Steve Connor writes in the Independent (U.K.) newspaper that although the legendary Incas supposedly had no written language, they managed to create a huge empire which lasted from the second to the sixteenth centuries, with roads, granaries, warehouses and a complex system of government. Now anthropologist Gary Urton has discovered they used a computer-like binary code, based on knotted string.
These knotted strings, called khipu, were once thought to be only decorative objects, but Urton found they contain a seven-bit binary code that can convey more than 1,500 separate units of information. Khipu are elaborate, with several strings attached to a main cord. Each secondary string has other strings attached to it, and so on, which is basically the way computer code is constructed. Information may be conveyed not only by the arrangement of knots and choice of strings, but also by the color of the strings that are used. "They could have used it to represent a lot of information," he says. "Each element could have been a name, an identity or an activity as part of telling a story or a myth."

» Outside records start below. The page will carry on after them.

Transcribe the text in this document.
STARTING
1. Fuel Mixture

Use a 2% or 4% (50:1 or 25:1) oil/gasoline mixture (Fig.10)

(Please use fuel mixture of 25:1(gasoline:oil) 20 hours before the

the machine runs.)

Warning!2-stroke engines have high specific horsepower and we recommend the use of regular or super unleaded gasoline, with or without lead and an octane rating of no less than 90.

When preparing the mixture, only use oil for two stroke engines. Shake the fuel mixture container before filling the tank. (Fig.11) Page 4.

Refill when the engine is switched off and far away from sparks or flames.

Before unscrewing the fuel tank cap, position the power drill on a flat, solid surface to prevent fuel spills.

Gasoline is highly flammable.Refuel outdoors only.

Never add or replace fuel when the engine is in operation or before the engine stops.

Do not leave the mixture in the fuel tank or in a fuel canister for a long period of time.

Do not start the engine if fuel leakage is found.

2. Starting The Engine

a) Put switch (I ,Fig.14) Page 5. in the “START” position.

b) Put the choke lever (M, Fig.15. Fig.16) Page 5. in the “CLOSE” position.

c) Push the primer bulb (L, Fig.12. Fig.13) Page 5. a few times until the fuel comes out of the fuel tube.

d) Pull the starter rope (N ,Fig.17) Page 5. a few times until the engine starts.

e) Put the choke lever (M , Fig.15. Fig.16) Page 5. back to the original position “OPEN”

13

How can they be translated? "We need something like a Rosetta khipu and I'm optimistic that we will find one," he says, referring to the stone found at Rosetta, in Egypt, which allowed scholars to decipher Egyptian hieroglyphics, because the same text was written on the stone in two other languages as well. He hopes the Spanish, who conquered the Incas in 1532, wrote down some of the khipu meanings in their own language. But it's not likely: the Spanish recorded capturing an Inca native trying to hide a khipu which he said recorded the history of his homeland, "both the good and the evil." They took the khipu from him and burned it.
Never underestimate the abilities of early cultures?we're only now discovering some of their amazing achievements.